Multi-omics characterization of Microtubule-actin cross linking factor 1 (MACF1) using the ISB-Cancer Genomics Cloud

Abstract

Establishment of cell polarity across cell types and organisms involves distinct mechanisms that follow a common pattern: first a polarity cue arises, followed by asymmetric organization executed by polarity proteins. Loss of cell polarity has a key role in cancer development. The MACF1 gene, Microtubule actin cross-linking factor 1, or MACF1, a cytoskeletal protein is involved in oocyte development, cell proliferation, and cell migration. In addition to these roles, MACF1 is linked to metastatic invasion leading to tumor progression in numerous human cancers including gynecological cancers of endometrial and ovarian cancer. Given the functional importance of cell polarity, here we provide computational evidence of MACF1 in gynecological cancers. The comparison of multi-omic data for patient tumor and normal cells facilitates the understanding of the molecular mechanisms that contribute to tumor cell proliferation, abnormal cell adhesion and cell migration. Leveraging the rich datasets hosted by the NCI-funded ISB-Cancer Genomics Cloud, we performed a cloud-based patient cohort analysis across diverse multi-omics datasets. We quantified differential gene expression profiles from patients in the cohort as well as identified somatic mutation differences.
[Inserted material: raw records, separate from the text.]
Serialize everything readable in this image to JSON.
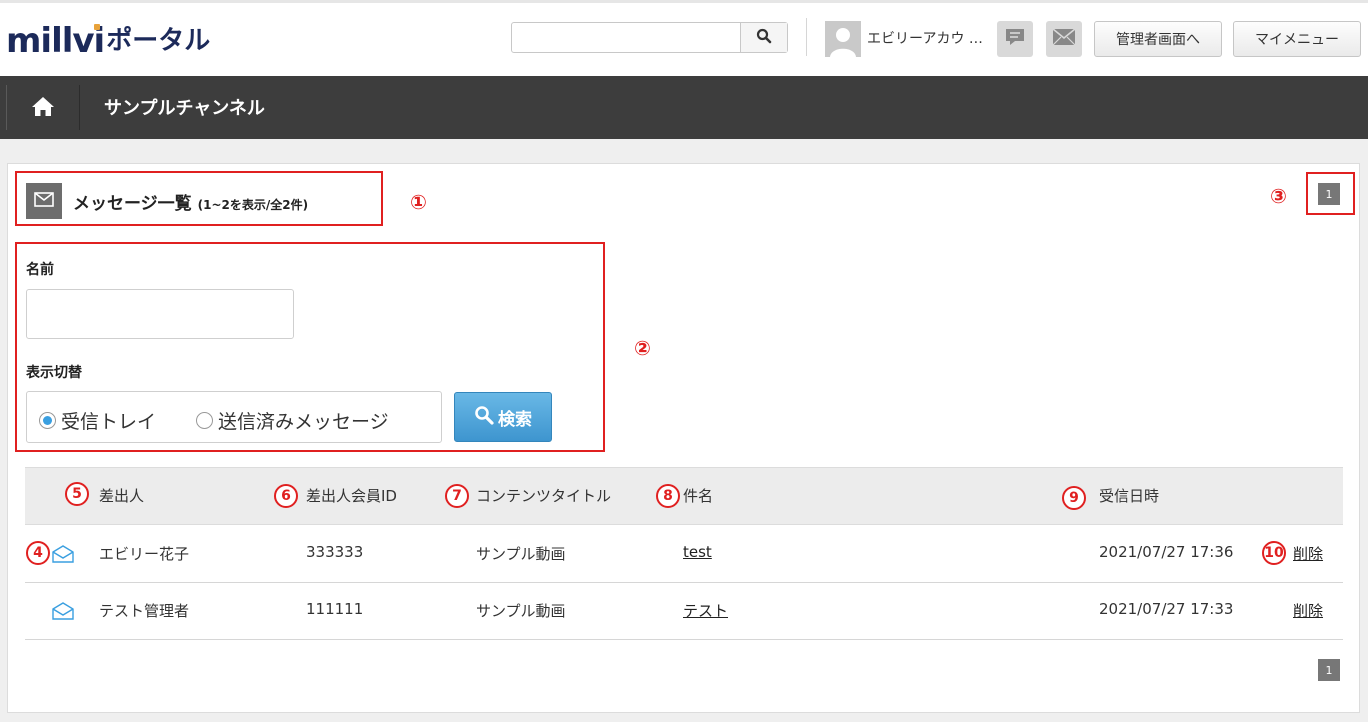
{
  "header": {
    "logo_main": "millvi",
    "logo_sub": "ポータル",
    "search_placeholder": "",
    "username": "エビリーアカウ …",
    "admin_button": "管理者画面へ",
    "mymenu_button": "マイメニュー"
  },
  "nav": {
    "channel_title": "サンプルチャンネル"
  },
  "panel": {
    "title": "メッセージ一覧",
    "count_text": "(1~2を表示/全2件)",
    "page_number": "1",
    "name_label": "名前",
    "name_value": "",
    "display_label": "表示切替",
    "radio_inbox": "受信トレイ",
    "radio_sent": "送信済みメッセージ",
    "selected": "inbox",
    "search_button": "検索"
  },
  "table": {
    "headers": {
      "sender": "差出人",
      "sender_id": "差出人会員ID",
      "content_title": "コンテンツタイトル",
      "subject": "件名",
      "received_at": "受信日時"
    },
    "rows": [
      {
        "sender": "エビリー花子",
        "sender_id": "333333",
        "content_title": "サンプル動画",
        "subject": "test",
        "received_at": "2021/07/27 17:36",
        "action": "削除"
      },
      {
        "sender": "テスト管理者",
        "sender_id": "111111",
        "content_title": "サンプル動画",
        "subject": "テスト",
        "received_at": "2021/07/27 17:33",
        "action": "削除"
      }
    ]
  },
  "annotations": [
    "①",
    "②",
    "③",
    "4",
    "5",
    "6",
    "7",
    "8",
    "9",
    "10"
  ],
  "colors": {
    "accent_red": "#e02020",
    "nav_bg": "#3d3d3d",
    "button_blue": "#3e95cf",
    "radio_on": "#3a9fe0"
  }
}
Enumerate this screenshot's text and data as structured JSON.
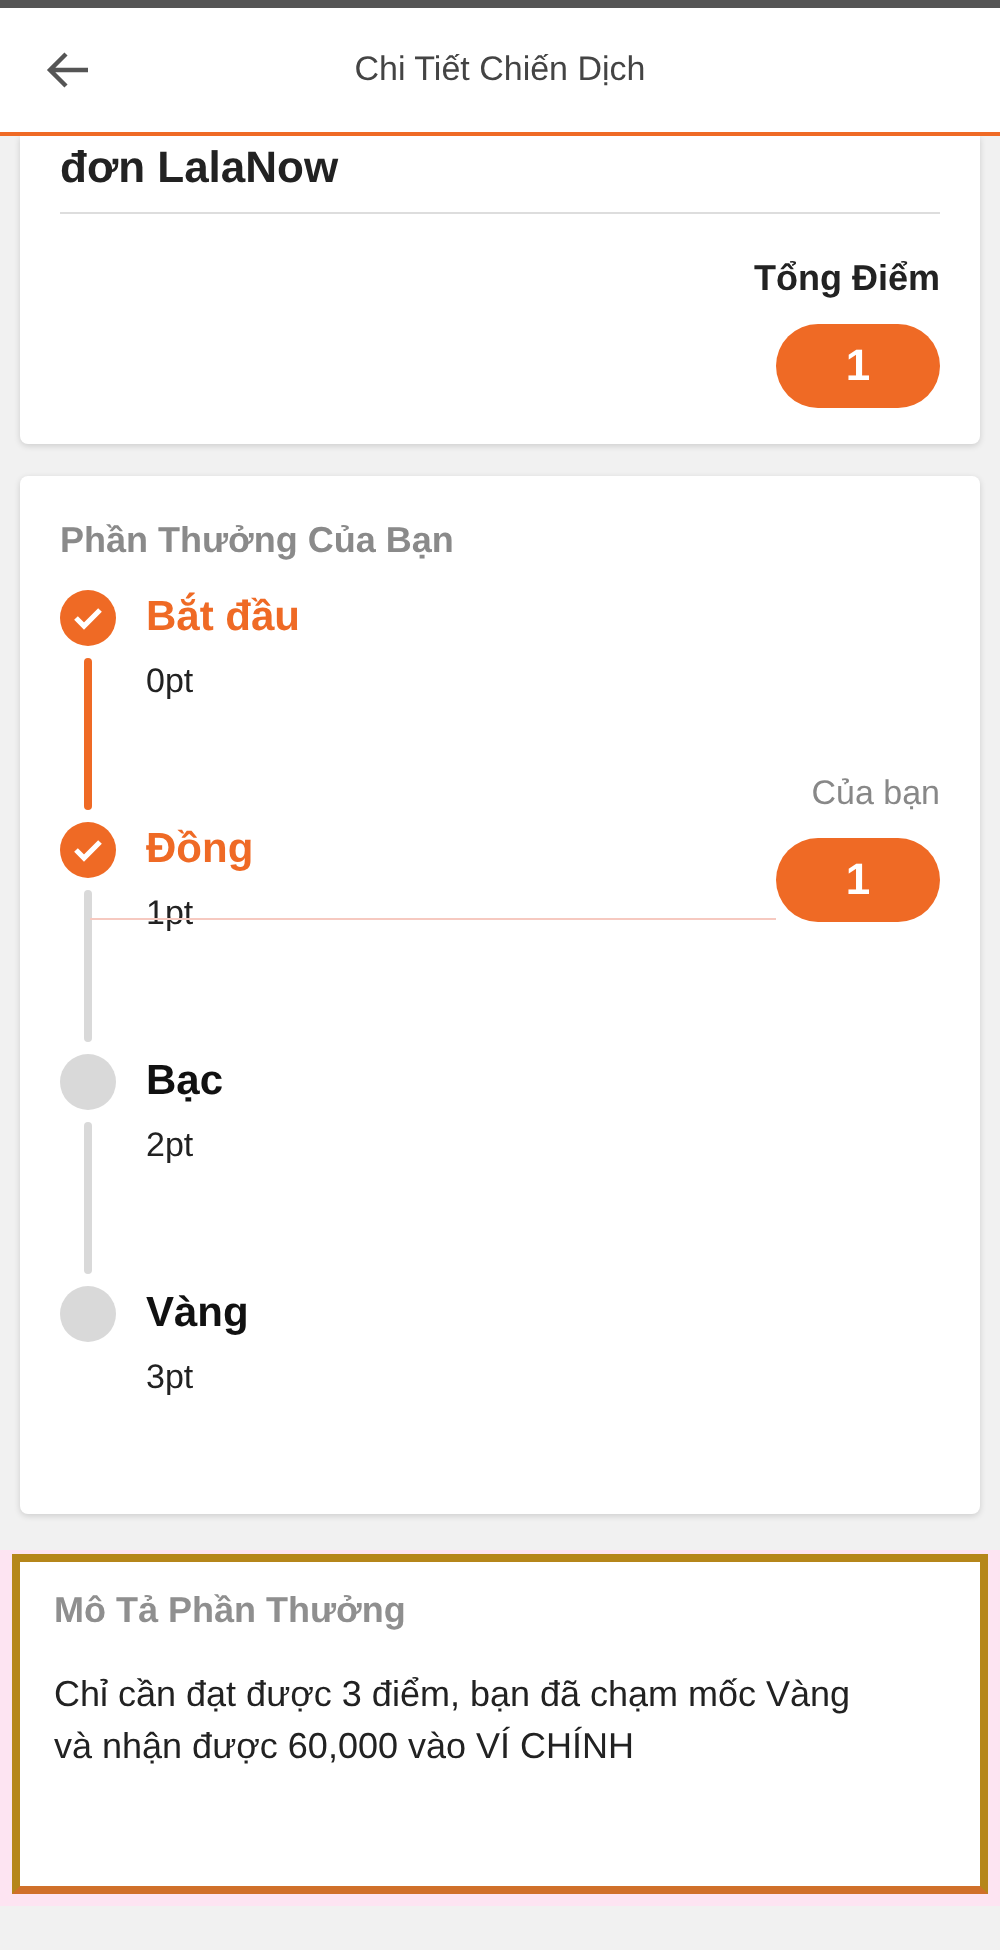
{
  "header": {
    "title": "Chi Tiết Chiến Dịch"
  },
  "campaign": {
    "title": "đơn LalaNow",
    "total_label": "Tổng Điểm",
    "total_value": "1"
  },
  "rewards": {
    "title": "Phần Thưởng Của Bạn",
    "milestones": [
      {
        "name": "Bắt đầu",
        "points": "0pt",
        "reached": true
      },
      {
        "name": "Đồng",
        "points": "1pt",
        "reached": true,
        "marker": {
          "label": "Của bạn",
          "value": "1"
        }
      },
      {
        "name": "Bạc",
        "points": "2pt",
        "reached": false
      },
      {
        "name": "Vàng",
        "points": "3pt",
        "reached": false
      }
    ]
  },
  "description": {
    "title": "Mô Tả Phần Thưởng",
    "text": "Chỉ cần đạt được 3 điểm, bạn đã chạm mốc Vàng và nhận được 60,000 vào VÍ CHÍNH"
  }
}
The most common genomic alteration for MACF1 was the in-frame mutation. Genomic alterations and mutations were aligned to functional domains of the MACF1 protein to determine both frequency and spatial distribution. Gene-gene expression correlation analyses identified statistically significant correlations between MACF1 and other well-known cancer driver genes. Together, using a data driven cloud-computing approach we gain novel insights into the role of MACF1 regulation of cell polarity in the progression of cancer.